In order to preserve the site and ensure the continuation of research, a simple method was used to explore the sub-bog walls. This involved the location and mapping of these hidden walls by probing with long T-shaped iron rods. (These were locally available as they were traditionally used to probe for prehistoric fallen timber below the bog.) The ensuing excavation of habitation sites and tombs revealed the way of life of people living 200 generations earlier. They were a community of farmers who cleared large areas of forest for use as farm land. Their main economy was cattle rearing but among them were also craftspeople and builders in both wood and stone.
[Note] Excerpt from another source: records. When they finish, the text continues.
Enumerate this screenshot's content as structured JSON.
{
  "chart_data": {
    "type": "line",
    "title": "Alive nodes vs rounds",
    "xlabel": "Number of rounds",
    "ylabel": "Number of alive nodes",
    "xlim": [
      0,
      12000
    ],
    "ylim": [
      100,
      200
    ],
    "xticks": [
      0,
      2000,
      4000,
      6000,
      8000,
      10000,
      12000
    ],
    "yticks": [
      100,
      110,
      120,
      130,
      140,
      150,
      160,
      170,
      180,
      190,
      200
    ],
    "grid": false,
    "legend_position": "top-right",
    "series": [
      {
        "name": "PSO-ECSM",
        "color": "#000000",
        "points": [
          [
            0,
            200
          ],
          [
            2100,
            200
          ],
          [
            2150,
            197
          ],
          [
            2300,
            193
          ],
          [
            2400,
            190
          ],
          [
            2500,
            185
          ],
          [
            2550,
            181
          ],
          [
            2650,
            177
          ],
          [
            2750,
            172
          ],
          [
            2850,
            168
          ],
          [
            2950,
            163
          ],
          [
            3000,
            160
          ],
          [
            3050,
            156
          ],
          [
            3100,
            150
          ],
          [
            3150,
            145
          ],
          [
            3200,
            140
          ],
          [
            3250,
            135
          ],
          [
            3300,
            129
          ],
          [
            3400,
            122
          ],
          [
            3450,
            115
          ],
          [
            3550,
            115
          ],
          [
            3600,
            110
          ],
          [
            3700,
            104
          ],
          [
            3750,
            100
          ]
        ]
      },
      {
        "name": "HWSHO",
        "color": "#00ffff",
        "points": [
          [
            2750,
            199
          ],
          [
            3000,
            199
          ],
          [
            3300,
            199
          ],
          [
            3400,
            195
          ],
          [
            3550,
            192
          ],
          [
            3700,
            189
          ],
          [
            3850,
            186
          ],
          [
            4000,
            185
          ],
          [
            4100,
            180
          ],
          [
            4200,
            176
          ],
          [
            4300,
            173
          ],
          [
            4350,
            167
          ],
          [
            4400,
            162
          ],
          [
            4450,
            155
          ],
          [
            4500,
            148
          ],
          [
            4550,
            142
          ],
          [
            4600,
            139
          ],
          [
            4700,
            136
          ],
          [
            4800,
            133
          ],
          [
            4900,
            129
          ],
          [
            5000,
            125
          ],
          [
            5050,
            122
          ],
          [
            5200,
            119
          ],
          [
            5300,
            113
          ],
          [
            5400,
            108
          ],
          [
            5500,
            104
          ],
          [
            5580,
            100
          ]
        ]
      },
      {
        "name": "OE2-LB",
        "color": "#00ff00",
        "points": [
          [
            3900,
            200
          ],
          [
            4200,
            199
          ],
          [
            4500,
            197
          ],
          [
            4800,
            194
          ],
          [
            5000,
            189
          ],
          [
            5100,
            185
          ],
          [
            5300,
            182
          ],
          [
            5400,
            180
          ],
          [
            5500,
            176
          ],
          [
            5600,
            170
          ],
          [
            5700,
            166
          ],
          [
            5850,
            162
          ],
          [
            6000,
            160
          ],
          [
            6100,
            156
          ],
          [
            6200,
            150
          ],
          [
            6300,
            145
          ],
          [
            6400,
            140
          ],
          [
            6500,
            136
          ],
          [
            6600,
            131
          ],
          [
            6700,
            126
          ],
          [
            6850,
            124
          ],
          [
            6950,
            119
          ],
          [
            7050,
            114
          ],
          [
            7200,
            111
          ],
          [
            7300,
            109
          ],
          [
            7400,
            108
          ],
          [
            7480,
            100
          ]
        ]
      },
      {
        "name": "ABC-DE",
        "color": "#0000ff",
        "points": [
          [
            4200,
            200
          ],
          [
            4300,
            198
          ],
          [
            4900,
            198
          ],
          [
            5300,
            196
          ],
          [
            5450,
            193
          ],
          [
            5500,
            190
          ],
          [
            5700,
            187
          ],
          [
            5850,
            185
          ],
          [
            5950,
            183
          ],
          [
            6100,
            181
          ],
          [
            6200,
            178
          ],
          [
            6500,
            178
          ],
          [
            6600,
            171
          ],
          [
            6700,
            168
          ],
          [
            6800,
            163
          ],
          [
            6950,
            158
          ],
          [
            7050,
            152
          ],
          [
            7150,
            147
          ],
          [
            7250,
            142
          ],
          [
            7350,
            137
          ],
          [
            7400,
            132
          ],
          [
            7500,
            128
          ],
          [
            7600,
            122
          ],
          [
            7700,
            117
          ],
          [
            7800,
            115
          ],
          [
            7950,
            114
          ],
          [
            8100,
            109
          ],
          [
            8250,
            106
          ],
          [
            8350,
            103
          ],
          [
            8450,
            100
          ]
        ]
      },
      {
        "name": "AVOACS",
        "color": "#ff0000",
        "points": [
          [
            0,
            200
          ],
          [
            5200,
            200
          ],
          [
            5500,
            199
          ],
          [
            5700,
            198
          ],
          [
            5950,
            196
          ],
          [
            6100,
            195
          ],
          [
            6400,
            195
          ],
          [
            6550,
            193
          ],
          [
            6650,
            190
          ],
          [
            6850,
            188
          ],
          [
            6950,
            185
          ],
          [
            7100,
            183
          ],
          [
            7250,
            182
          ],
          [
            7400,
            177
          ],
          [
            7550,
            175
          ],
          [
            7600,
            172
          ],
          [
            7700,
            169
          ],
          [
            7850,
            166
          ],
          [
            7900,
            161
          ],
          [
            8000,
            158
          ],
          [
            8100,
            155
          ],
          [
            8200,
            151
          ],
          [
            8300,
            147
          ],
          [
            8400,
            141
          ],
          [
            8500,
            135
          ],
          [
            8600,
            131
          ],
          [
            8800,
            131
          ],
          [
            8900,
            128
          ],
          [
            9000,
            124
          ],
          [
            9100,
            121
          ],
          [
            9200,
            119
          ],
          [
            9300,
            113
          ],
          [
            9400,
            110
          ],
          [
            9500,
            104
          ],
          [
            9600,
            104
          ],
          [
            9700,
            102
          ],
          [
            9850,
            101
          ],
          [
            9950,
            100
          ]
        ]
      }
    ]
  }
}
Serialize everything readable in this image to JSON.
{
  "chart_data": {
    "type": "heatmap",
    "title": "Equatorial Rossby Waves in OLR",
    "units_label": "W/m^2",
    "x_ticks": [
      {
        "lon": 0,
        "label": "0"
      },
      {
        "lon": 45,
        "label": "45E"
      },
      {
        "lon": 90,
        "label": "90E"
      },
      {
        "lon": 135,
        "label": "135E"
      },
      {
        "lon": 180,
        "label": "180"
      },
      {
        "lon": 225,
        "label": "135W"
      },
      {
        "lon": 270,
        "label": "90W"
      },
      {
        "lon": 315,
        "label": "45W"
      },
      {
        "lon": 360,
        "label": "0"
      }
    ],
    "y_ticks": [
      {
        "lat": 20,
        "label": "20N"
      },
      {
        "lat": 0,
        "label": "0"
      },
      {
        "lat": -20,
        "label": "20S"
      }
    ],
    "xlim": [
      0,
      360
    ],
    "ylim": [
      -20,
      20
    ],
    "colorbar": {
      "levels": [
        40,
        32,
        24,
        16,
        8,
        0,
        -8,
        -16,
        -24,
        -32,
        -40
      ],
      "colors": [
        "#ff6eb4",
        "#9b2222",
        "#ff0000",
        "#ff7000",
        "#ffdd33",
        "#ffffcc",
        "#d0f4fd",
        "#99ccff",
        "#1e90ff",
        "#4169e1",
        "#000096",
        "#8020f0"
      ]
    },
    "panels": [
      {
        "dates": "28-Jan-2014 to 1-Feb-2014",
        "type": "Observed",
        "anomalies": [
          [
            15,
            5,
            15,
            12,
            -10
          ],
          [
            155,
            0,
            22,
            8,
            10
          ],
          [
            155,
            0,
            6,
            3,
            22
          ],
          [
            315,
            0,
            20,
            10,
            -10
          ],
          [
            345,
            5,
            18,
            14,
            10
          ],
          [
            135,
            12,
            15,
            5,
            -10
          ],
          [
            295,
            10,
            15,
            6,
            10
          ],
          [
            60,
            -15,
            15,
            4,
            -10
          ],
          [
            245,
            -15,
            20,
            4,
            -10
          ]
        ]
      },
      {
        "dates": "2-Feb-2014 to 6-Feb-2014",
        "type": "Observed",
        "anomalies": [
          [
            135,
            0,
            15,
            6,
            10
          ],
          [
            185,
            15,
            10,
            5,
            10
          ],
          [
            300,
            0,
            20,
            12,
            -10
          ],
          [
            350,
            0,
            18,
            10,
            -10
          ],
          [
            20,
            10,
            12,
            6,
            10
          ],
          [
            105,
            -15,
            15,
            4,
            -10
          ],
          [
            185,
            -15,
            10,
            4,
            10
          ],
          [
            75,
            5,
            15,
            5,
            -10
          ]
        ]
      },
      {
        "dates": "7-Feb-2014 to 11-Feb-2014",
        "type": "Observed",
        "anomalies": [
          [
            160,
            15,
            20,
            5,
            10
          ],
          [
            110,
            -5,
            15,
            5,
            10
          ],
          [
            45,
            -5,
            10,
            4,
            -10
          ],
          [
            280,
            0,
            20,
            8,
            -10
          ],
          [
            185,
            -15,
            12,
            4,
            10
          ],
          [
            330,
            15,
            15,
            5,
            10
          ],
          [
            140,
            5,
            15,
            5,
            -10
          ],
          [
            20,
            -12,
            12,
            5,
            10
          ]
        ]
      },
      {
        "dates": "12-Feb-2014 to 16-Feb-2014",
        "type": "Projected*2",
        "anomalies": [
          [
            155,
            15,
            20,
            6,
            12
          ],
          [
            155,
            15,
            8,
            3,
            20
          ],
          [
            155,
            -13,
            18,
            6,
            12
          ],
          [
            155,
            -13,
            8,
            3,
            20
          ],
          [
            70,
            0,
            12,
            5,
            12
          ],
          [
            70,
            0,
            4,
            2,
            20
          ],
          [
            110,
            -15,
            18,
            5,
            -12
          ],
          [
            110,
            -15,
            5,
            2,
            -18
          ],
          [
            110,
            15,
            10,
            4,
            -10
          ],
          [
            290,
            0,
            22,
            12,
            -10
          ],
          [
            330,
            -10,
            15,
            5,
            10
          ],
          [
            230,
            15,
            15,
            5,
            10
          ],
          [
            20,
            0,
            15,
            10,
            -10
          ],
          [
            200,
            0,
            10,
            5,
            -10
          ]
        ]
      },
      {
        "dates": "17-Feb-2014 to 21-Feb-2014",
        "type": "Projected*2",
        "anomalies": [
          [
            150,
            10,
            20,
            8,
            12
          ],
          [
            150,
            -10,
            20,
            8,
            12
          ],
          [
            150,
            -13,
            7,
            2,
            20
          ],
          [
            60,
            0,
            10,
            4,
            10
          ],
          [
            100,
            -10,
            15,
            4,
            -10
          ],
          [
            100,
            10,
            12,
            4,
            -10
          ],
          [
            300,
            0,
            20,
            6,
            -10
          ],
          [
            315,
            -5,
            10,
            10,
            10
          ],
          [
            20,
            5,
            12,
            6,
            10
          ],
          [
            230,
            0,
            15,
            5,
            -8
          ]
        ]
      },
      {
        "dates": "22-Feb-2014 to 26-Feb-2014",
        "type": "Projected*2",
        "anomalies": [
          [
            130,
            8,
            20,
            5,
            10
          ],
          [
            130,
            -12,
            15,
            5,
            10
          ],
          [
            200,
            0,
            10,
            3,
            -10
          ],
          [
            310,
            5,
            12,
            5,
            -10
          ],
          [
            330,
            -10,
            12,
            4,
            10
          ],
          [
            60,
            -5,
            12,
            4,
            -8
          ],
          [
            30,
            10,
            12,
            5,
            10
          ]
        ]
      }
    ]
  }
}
It was discovered that these people arrived in a land with substantial forest cover. This was cleared to provide access to arable land and to provide building material and firewood. Palaeoecological research published in 1995 and 2001 indicated that the woodland cleared by the farmers was primarily pine and birch, and was cleared to create pasture for livestock. This clearance continued onward and outward away from the area in continuing procurement of firewood.

The climate at the time was much warmer, leading to almost year-round growth potential. Samples taken from the remains of trees found in the bog provided evidence of this.

For a while, these people prospered, but some changes led to the development of raised bogs and the transformation of the arable land into barren and unusable land. An ironpan has developed in the subsoil over the area of the Céide Fields.

Seamas Caulfield has estimated that there is more than 100 km of stone wall hidden beneath the bog.